Although numerous lice were eliminated using the 1% permethrin creme rinse at each of the treatment applications, more than 60% of participants received no respite from infestation and, of those who appeared louse free one or two days after treatment, fewer than half were cured of their infestation, even though we used more than twice the supposedly adequate application dose on each participant. Why then did we choose 1% permethrin as the comparator product rather than some alternative preparation? The reason 1% permethrin was used in this study was to provide data in comparison with a known medicinal product for those territories where such data are required by decision makers before issuing approvals. On this basis the number of possible comparators is extremely limited because most products have a limited geographic distribution. The only other insecticide active used widely is 0.5% malathion but this was not selected because the range of formulations used in different territories are not comparable even within themselves (shampoos, alcohol based lotions with or without terpenoids added, and water based emulsions). Additionally, the one product still listed in the UK was not available at the time the study was conducted.

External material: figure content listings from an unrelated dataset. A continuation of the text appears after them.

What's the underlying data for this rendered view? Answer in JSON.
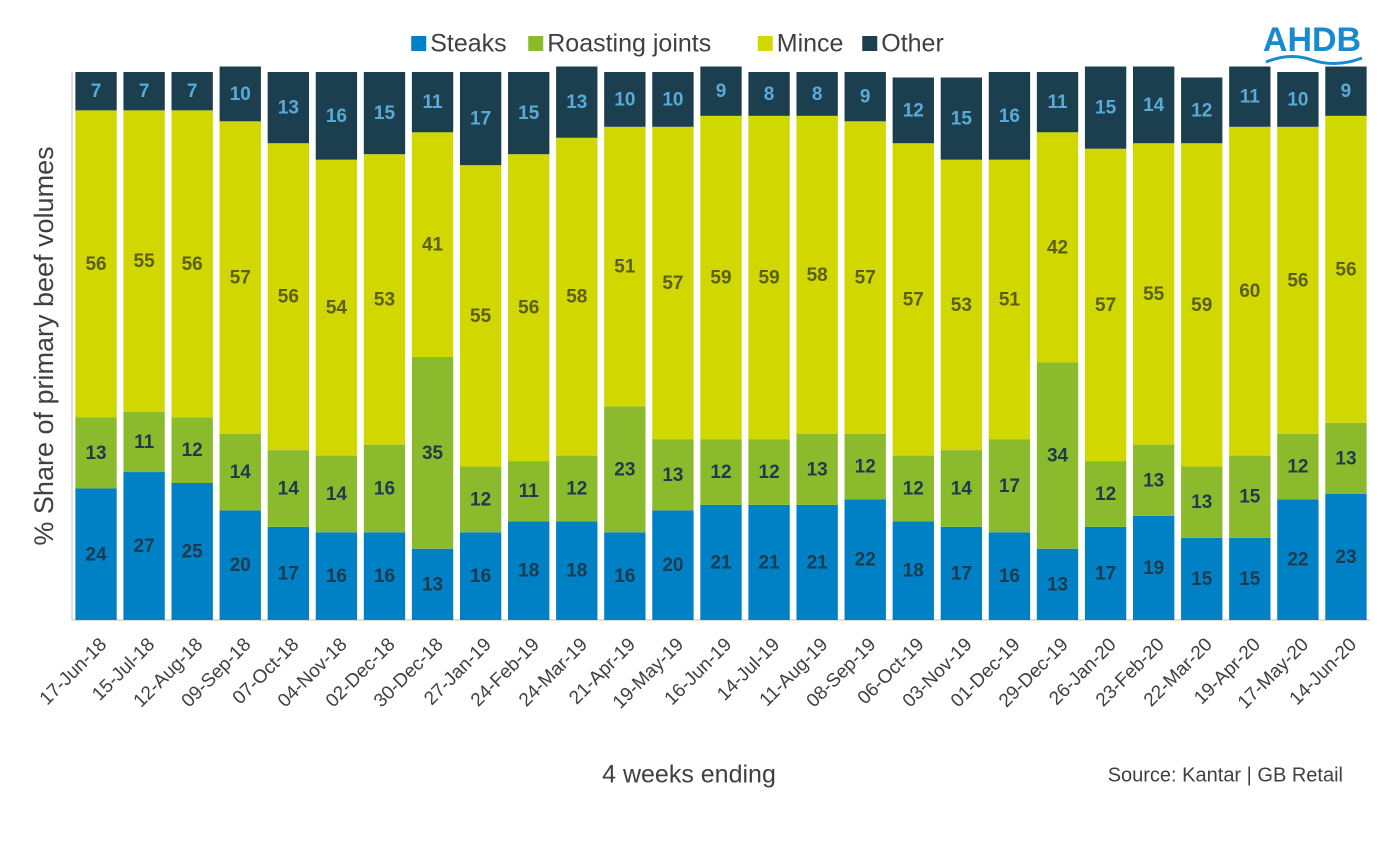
{
  "chart_data": {
    "type": "stacked_bar",
    "logo": "AHDB",
    "y_label": "% Share of primary beef volumes",
    "x_label": "4 weeks ending",
    "source": "Source: Kantar | GB Retail",
    "legend": "top",
    "ylim": [
      0,
      100
    ],
    "categories": [
      "17-Jun-18",
      "15-Jul-18",
      "12-Aug-18",
      "09-Sep-18",
      "07-Oct-18",
      "04-Nov-18",
      "02-Dec-18",
      "30-Dec-18",
      "27-Jan-19",
      "24-Feb-19",
      "24-Mar-19",
      "21-Apr-19",
      "19-May-19",
      "16-Jun-19",
      "14-Jul-19",
      "11-Aug-19",
      "08-Sep-19",
      "06-Oct-19",
      "03-Nov-19",
      "01-Dec-19",
      "29-Dec-19",
      "26-Jan-20",
      "23-Feb-20",
      "22-Mar-20",
      "19-Apr-20",
      "17-May-20",
      "14-Jun-20"
    ],
    "series": [
      {
        "name": "Steaks",
        "color": "#0081c6",
        "label_color": "#1e3b4d",
        "values": [
          24,
          27,
          25,
          20,
          17,
          16,
          16,
          13,
          16,
          18,
          18,
          16,
          20,
          21,
          21,
          21,
          22,
          18,
          17,
          16,
          13,
          17,
          19,
          15,
          15,
          22,
          23
        ]
      },
      {
        "name": "Roasting joints",
        "color": "#8cba2d",
        "label_color": "#1e3b4d",
        "values": [
          13,
          11,
          12,
          14,
          14,
          14,
          16,
          35,
          12,
          11,
          12,
          23,
          13,
          12,
          12,
          13,
          12,
          12,
          14,
          17,
          34,
          12,
          13,
          13,
          15,
          12,
          13
        ]
      },
      {
        "name": "Mince",
        "color": "#d1d700",
        "label_color": "#5b5f16",
        "values": [
          56,
          55,
          56,
          57,
          56,
          54,
          53,
          41,
          55,
          56,
          58,
          51,
          57,
          59,
          59,
          58,
          57,
          57,
          53,
          51,
          42,
          57,
          55,
          59,
          60,
          56,
          56
        ]
      },
      {
        "name": "Other",
        "color": "#1c3f50",
        "label_color": "#5aaad6",
        "values": [
          7,
          7,
          7,
          10,
          13,
          16,
          15,
          11,
          17,
          15,
          13,
          10,
          10,
          9,
          8,
          8,
          9,
          12,
          15,
          16,
          11,
          15,
          14,
          12,
          11,
          10,
          9
        ]
      }
    ]
  }
}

The outcome using permethrin mirrors closely the findings of a previous investigation comparing treatments using this product with and without combing , and also reflects the outcome found in other studies. Given the number of investigations in which permethrin and other insecticide products have delivered an unacceptably low efficacy [3, 8–12], a review of the licensing of these preparations appears long overdue. It is understandable that sponsors may wish to use insecticide based products as comparators in clinical studies because they have a long history of use and are familiar to the decision makers within the various health services where the profile of new products needs to be raised. However, we have found that ethics review boards are increasingly reluctant to authorise their use in clinical investigations primarily because their efficacy is not much greater than using a placebo. Therefore, as long as these products retain a marketing authorisation, and the validity of this is not reviewed by the various competent authorities, consumers and prescribers will continue to use ineffective products. Consequently, now is probably the time for such a review to take place and for insecticide products to be removed from the market simply because so many treatments fail.